Paula Baniszewski, que foi presa junto da mãe com dezessete anos, foi condenada à vinte anos de prisão. Enquanto presa, deu à luz uma menina (inicialmente chamada Gertrude) que mais tarde foi adotada. Ela realizou uma tentativa fracassada de fuga da prisão em 1971. Em 1972 recebeu condicional e assumiu uma nova identidade. Ela acabou casando e tendo dois filhos; últimos indícios afirmam que ela vivia em uma fazenda em Iowa com relatos recentes afirmando que estava morando na cidade de Marshalltown, ainda em Iowa
No ano de 2012, uma assistente escolar no estado de Iowa foi suspensa da escola de nível médio do distrito. Segundo consta, ela trabalhava no local como professora substituta desde 1996. Após uma denúncia anônima, que começou com um rumor postado no Facebook, foi denunciado para a polícia que a mulher chamada de Paula Pace era na verdade Paula Baniszewski, e que queriam que as pessoas soubessem de seu passado criminoso. A administração não informou o motivo da suspensão de Pace, mas reuniões foram agendadas para discutir o caso. Após uma investigação, Pace foi demitida pela prefeitura de Conrad. Segundo o representante da prefeitura, ela teria dado informações falsas durante o processo de contratação, e se recusou a dar mais explicações
As acusações de participação de Stephanie Baniszewski, segunda mais velha, na morte de Sylvia foram retiradas depois que ela colaborou com a justiça. Ela virou professora e teve vários filhos.

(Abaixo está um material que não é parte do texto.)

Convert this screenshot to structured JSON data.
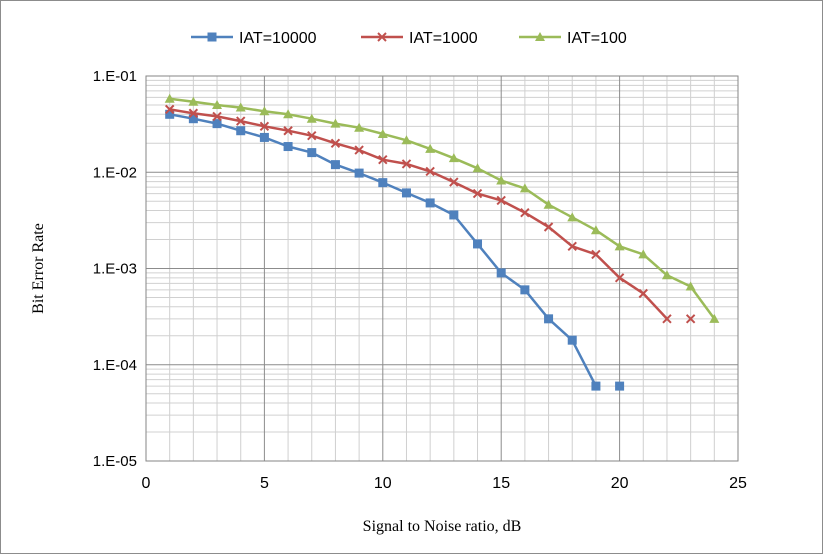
{
  "chart_data": {
    "type": "line",
    "title": "",
    "xlabel": "Signal to Noise ratio, dB",
    "ylabel": "Bit Error Rate",
    "xlim": [
      0,
      25
    ],
    "ylim": [
      1e-05,
      0.1
    ],
    "yscale": "log",
    "x_ticks": [
      0,
      5,
      10,
      15,
      20,
      25
    ],
    "x_tick_labels": [
      "0",
      "5",
      "10",
      "15",
      "20",
      "25"
    ],
    "y_ticks": [
      1e-05,
      0.0001,
      0.001,
      0.01,
      0.1
    ],
    "y_tick_labels": [
      "1.E-05",
      "1.E-04",
      "1.E-03",
      "1.E-02",
      "1.E-01"
    ],
    "grid": true,
    "legend_position": "top",
    "series": [
      {
        "name": "IAT=10000",
        "color": "#4f81bd",
        "marker": "square",
        "x": [
          1,
          2,
          3,
          4,
          5,
          6,
          7,
          8,
          9,
          10,
          11,
          12,
          13,
          14,
          15,
          16,
          17,
          18,
          19,
          20
        ],
        "y": [
          0.04,
          0.036,
          0.032,
          0.027,
          0.023,
          0.0185,
          0.016,
          0.012,
          0.0098,
          0.0078,
          0.0061,
          0.0048,
          0.0036,
          0.0018,
          0.0009,
          0.0006,
          0.0003,
          0.00018,
          6e-05,
          6e-05
        ],
        "connected_points": 19
      },
      {
        "name": "IAT=1000",
        "color": "#c0504d",
        "marker": "x",
        "x": [
          1,
          2,
          3,
          4,
          5,
          6,
          7,
          8,
          9,
          10,
          11,
          12,
          13,
          14,
          15,
          16,
          17,
          18,
          19,
          20,
          21,
          22,
          23
        ],
        "y": [
          0.045,
          0.041,
          0.038,
          0.034,
          0.03,
          0.027,
          0.024,
          0.02,
          0.017,
          0.0135,
          0.0122,
          0.0102,
          0.0079,
          0.006,
          0.0051,
          0.0038,
          0.0027,
          0.0017,
          0.0014,
          0.0008,
          0.00055,
          0.0003,
          0.0003
        ],
        "connected_points": 22
      },
      {
        "name": "IAT=100",
        "color": "#9bbb59",
        "marker": "triangle",
        "x": [
          1,
          2,
          3,
          4,
          5,
          6,
          7,
          8,
          9,
          10,
          11,
          12,
          13,
          14,
          15,
          16,
          17,
          18,
          19,
          20,
          21,
          22,
          23,
          24
        ],
        "y": [
          0.058,
          0.054,
          0.05,
          0.047,
          0.043,
          0.04,
          0.036,
          0.032,
          0.029,
          0.025,
          0.0215,
          0.0175,
          0.014,
          0.011,
          0.0082,
          0.0068,
          0.0046,
          0.0034,
          0.0025,
          0.0017,
          0.0014,
          0.00085,
          0.00065,
          0.0003
        ],
        "connected_points": 24
      }
    ]
  }
}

As acusações de participação no crime de Anna Ruth Siscoe, Judy Darlene Duke, Michael John (Mike) Monroe, e Randy Gordon Lepper foram retiradas. Randy Lepper morreu em 14 de novembro de 2010 em Indianapolis com 56 anos.
Em 10 de maio de 2015, a irmã de Sylvia, Diana, agora usando o nome Dianna Bedwell e seu marido Cecil Knutson foram declarados desaparecidos por seu filho, Robert Acosta. Dianna e Cecil foram vistos jogando em um dos casinos em Valley View, na California. Ambos foram gravados pelas câmeras de segurança deixando o local por volta das duas da manhã por carro, não aparecendo na casa do filho em La Quinta. Acosta contactou a polícia e apareceu na mídia pedindo informações sobre o paradeiro de seus pais. Quinze dias depois, em 25 de maio, o casal foi encontrado em uma parte remota da Califórnia. Cecil havia morrido, e Dianna estava severamente desidratada após sobreviver apenas de água de chuva e algumas sobras de comida. Dianna foi levada de helicóptero para o hospital, tendo relatado aos investigadores que ela e o marido estavam buscando um atalho quando se perderam e atolaram o carro.
Sylvia Likens Memorial em Indianapolis, Indiana
Sylvia Marie Likens foi enterrada no Cemitério Oak Hill, Líbano, Indiana. Em junho de 2001, um bloco de granito de seis pés de altura foi dedicado como um memorial para Sylvia em Willard Park (1700 E. Washington Street).